Should It Stay or Should It Go?

Tuesday, September 04, 2007

Story Time

Artist: Art Blakey and the Jazz Messengers
Albums: Moanin'; Paris Jam Session; Mosaic
Source: Bought used

When it comes to music, I'm a sucker for a good story. Sure, the tunes are important, but a compelling (and repeatable) storyline running through the tracks somehow makes it easier for me to sink my ear-teeth in.

One of the things that eased my entry into serious jazz-loving was the abundance of good stories. The Jim Crow tours, the defections to Europe, the ups & downs of drug-addled geniuses, the unforgettable moments on stages long gone...all of these narrative threads wove themselves into what I was hearing and made them stick in a way the music couldn't do all on its own.

Two of the most interesting storylines, in my oh-so-humble opinion, are the family trees that sprung from two of the most formidable talent magnets of all time. My sports-loving dad could hit all the statistic books he'd like, but Miles Davis and Art Blakey are the greatest scouts of their time. If you made a list of everyone who ever played with Art Blakey's Jazz Messengers or Miles' estimable bands, then crossed off all the names that didn't turn into major jazz artists and band-leaders later on...well, you wouldn't need much more than a Post-It Note for what remained. And there'd be plenty of room left over, too.

I've only got three albums from Blakey's staggering, half-century long discography, but just look at the names: Lee Morgan and Benny Golson are on Moanin'; Wayne Shorter and Bud Powell play on the Paris Jam Session; and Freddie Hubbard, Curtis Fuller and Cedar Walton (plus Shorter again) are in the Mosaic band. And my holdings only run from 1958 - 1961, which is a small sliver of Art's time as a bandleader (late 50s to 1990, if you're keeping count). Over that longer span, he also counted everyone from Horace Silver to Wynton Marsalis as sideman.
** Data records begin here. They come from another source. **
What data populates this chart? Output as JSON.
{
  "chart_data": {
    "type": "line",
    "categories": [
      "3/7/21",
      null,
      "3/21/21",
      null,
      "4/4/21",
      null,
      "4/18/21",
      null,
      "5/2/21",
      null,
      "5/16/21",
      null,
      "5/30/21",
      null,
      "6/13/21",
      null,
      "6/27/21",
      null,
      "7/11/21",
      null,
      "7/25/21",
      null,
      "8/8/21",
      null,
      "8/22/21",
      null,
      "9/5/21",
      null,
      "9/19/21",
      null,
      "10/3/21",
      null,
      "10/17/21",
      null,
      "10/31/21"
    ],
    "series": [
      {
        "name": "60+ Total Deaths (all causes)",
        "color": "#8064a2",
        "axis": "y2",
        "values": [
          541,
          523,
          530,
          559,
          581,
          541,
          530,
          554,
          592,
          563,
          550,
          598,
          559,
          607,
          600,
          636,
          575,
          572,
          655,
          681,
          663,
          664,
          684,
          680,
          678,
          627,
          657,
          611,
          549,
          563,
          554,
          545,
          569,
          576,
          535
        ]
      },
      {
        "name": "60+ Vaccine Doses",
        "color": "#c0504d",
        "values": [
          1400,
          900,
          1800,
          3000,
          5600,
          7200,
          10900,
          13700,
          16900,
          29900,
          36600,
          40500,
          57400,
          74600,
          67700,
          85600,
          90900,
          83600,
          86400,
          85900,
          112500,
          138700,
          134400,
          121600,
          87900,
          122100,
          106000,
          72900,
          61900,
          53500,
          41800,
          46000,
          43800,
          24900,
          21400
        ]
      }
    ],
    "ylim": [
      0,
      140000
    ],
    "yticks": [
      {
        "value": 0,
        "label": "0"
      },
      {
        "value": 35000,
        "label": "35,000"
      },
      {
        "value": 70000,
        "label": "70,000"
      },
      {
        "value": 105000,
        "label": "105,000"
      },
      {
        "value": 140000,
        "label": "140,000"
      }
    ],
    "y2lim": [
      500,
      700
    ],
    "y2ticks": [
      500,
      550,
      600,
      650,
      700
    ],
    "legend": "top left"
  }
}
It's a great story: an excellent drummer with an ear for talent that ensures that he's always surrounded by players and composers that keep him in the top ranks of an always-evolving music. A man who plucked nascent talent from the soil and nursed it into full bloom. It would even be easy to assume that Blakey was coasting on the talents of his players, but that would be drastically unfair to the man himself. Listening to him play (and lead) on these three discs shows a guy who was perfectly set up to be a mentor to some of the greatest talent around; in other words, the Jazz Messengers needed Blakey just as much as (and probably much more than) he needed them.
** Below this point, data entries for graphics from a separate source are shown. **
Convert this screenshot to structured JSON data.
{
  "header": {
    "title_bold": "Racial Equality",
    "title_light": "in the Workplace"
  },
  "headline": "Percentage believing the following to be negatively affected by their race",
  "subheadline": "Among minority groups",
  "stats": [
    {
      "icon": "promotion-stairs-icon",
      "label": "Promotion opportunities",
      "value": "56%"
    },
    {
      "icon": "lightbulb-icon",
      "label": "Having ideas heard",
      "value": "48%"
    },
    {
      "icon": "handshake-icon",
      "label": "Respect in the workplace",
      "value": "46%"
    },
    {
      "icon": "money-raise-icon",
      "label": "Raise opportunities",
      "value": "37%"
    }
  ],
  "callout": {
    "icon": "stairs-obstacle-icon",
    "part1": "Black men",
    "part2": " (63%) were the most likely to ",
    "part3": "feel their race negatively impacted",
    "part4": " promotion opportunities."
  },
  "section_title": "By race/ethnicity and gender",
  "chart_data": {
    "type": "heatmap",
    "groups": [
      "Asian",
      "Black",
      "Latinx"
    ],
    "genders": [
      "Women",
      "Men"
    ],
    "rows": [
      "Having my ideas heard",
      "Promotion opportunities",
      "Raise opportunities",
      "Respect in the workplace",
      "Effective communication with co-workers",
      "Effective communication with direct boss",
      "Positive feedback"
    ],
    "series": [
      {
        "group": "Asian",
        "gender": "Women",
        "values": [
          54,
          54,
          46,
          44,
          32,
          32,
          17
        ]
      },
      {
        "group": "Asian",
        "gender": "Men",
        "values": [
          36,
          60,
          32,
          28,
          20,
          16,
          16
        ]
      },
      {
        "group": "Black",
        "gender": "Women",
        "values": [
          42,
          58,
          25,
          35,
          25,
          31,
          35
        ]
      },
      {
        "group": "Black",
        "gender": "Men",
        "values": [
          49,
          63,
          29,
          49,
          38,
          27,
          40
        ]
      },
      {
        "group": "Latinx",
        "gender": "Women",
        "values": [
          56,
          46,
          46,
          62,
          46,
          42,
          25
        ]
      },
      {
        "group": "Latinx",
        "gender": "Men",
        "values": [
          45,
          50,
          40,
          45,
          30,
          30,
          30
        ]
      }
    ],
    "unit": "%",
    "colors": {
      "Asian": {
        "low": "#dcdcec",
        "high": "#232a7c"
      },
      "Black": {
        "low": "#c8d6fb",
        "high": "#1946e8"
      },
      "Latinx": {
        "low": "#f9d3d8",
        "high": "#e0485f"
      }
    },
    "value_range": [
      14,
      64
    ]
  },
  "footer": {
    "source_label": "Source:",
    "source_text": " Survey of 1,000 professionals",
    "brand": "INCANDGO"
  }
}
This was crystallized in my mind recently when Lee and I went to see former Messenger Cedar Walton play at a club in NYC. Walton's time with Blakey was a half-century in the past, but you wouldn't know it from listening to his quintet play: they sounded, first and foremost, like the most recent version of the Jazz Messengers (it would have been easy guess that the drummer was in charge). The rhythm was the alpha factor on the bandstand, and the rest of guys were falling into line around it. But not really falling - they were all soaring. All these years later, and Walton was a late-breaking chapter in Blakey's story.

SISOSIG? I'm often hesitant to pick up more Blakey records, but for kind of a short-sighted reason: my gut reflex is that his brand of hard bop isn't particularly innovative or ear-bending in any significant way...but listen to any of these three discs, and it's clear that ain't the point. This is jazz of the highest order, and one of Blakey's singular talents as a bandleader is to bring out the best in the players he hires. I am a dedicated fan of so many of the people who passed through the ranks of the Jazz Messengers, and the truth is I'd do well to track down more of the stellar performances recorded under Blakey's imprimatur...not to mention the deeply jazztastic drumming that he lays down each and every time the Messengers do their thing.